Term-structure of interest rates and Arbitrage

The current term-structure of spot interest rates for safe zero-coupon bonds is
as follows:
Maturity, in
years
Interest rate
(r)
1 8%
2 10%
3 11%
4 12%
5 13%
There is a safe bond B which has 4 years before maturity and pays a coupon
of 12% at regular annual intervals and a face value of £100 at maturity.
(a) What will be the current price of bond B? [5 Marks]

To find the current price of bond B, we need to calculate the present value of its cash flows, including both coupon payments and the face value at maturity. To do this, we can use the concept of the term structure of interest rates and apply the arbitrage-free pricing principle.

The term structure of interest rates represents the relationship between the interest rates and the time to maturity of bonds. In this case, we are given the spot interest rates for zero-coupon bonds with different maturities. These interest rates represent the rate of return an investor would require for investing in a risk-free bond over a specific time period.

The arbitrage-free pricing principle states that the price of a bond should be equal to the present value of its expected future cash flows, discounted at the appropriate interest rate for each time period.

In the case of bond B, it pays a coupon of 12% at regular annual intervals and has a face value of £100 at maturity.

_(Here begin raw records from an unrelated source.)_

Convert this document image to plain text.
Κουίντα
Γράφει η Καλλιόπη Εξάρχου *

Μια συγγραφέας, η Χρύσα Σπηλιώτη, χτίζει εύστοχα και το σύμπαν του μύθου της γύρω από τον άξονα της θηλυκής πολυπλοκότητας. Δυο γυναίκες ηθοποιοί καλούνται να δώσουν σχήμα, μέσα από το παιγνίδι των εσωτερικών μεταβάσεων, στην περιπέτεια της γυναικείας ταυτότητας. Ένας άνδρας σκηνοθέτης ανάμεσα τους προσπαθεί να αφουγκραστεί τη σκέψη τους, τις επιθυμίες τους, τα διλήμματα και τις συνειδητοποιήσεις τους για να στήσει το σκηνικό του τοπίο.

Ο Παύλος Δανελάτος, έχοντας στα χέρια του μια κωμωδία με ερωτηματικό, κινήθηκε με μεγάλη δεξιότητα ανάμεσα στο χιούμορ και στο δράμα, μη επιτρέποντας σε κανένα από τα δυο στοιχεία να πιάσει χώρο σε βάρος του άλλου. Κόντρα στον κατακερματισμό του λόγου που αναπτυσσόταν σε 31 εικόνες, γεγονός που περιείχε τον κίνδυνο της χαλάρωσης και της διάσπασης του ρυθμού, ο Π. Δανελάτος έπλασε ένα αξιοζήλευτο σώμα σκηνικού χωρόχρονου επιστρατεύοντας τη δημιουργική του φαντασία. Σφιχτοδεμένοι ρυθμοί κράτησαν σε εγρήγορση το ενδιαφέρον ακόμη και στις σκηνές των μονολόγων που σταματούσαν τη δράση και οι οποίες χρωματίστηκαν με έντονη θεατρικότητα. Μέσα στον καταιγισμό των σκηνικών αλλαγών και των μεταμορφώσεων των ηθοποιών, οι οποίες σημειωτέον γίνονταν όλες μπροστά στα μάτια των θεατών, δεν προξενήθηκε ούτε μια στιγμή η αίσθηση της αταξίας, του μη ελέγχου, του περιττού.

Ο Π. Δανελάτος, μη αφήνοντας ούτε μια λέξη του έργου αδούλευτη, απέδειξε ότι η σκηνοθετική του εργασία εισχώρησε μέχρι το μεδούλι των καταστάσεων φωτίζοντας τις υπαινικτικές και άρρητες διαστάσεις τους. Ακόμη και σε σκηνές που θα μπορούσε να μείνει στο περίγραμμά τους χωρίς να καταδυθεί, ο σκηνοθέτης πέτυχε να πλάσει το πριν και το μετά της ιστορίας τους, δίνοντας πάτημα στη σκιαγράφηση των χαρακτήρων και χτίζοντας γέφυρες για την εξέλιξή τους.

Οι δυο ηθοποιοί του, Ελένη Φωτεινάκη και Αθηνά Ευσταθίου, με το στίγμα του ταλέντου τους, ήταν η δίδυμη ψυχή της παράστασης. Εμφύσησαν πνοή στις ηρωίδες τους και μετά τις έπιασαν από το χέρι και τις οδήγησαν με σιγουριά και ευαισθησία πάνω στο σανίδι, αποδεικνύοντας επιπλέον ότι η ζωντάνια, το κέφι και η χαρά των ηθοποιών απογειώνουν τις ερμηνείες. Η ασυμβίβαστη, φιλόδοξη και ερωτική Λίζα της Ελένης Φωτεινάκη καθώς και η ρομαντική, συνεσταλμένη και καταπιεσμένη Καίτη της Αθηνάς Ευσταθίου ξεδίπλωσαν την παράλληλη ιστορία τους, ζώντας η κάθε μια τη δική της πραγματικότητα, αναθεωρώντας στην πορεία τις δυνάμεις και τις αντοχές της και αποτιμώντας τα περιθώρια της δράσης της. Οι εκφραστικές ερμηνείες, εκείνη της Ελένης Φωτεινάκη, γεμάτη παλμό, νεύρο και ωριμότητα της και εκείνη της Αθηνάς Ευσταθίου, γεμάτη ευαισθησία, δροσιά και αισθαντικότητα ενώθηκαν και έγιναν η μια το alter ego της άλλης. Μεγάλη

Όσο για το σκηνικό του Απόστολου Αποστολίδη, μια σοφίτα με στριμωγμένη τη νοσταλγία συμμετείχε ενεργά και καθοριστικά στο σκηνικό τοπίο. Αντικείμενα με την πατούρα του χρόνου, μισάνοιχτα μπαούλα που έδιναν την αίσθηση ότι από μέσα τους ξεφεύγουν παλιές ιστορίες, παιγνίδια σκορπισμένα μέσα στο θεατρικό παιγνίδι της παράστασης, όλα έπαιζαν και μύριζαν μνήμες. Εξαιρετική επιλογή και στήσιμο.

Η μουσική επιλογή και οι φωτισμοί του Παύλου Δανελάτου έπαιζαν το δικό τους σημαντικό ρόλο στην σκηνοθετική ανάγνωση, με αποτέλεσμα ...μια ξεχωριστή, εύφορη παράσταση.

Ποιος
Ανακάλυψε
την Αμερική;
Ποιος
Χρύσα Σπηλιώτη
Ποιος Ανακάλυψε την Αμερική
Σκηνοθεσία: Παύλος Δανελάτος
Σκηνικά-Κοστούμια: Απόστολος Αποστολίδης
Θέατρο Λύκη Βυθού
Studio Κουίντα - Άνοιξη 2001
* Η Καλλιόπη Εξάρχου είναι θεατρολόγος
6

We need to discount each cash flow at the corresponding interest rate for each time period.

The present value of each cash flow can be calculated using the following formula:

PV = CF / (1 + r)^n

where PV is the present value of the cash flow, CF is the cash flow amount, r is the interest rate, and n is the time period.

Let's calculate the present value of each cash flow for bond B:

Year 1:
Coupon payment = 12% of face value = 0.12 * £100 = £12
PV = £12 / (1 + 8%)^1 = £12 / (1.08) = £11.11

Year 2:
Coupon payment = £12
PV = £12 / (1 + 10%)^2 = £12 / (1.10^2) = £9.92

Year 3:
Coupon payment = £12
PV = £12 / (1 + 11%)^3 = £12 / (1.11^3) = £9.22

Year 4:
Coupon payment = £12
Face value = £100
PV = (£12 + £100) / (1 + 12%)^4 = £112 / (1.12^4) = £81.68

To find the current price of bond B, we need to sum up the present values of all the cash flows:

Current price = £11.11 + £9.92 + £9.22 + £81.68 = £111.93

Therefore, the current price of bond B is £111.93.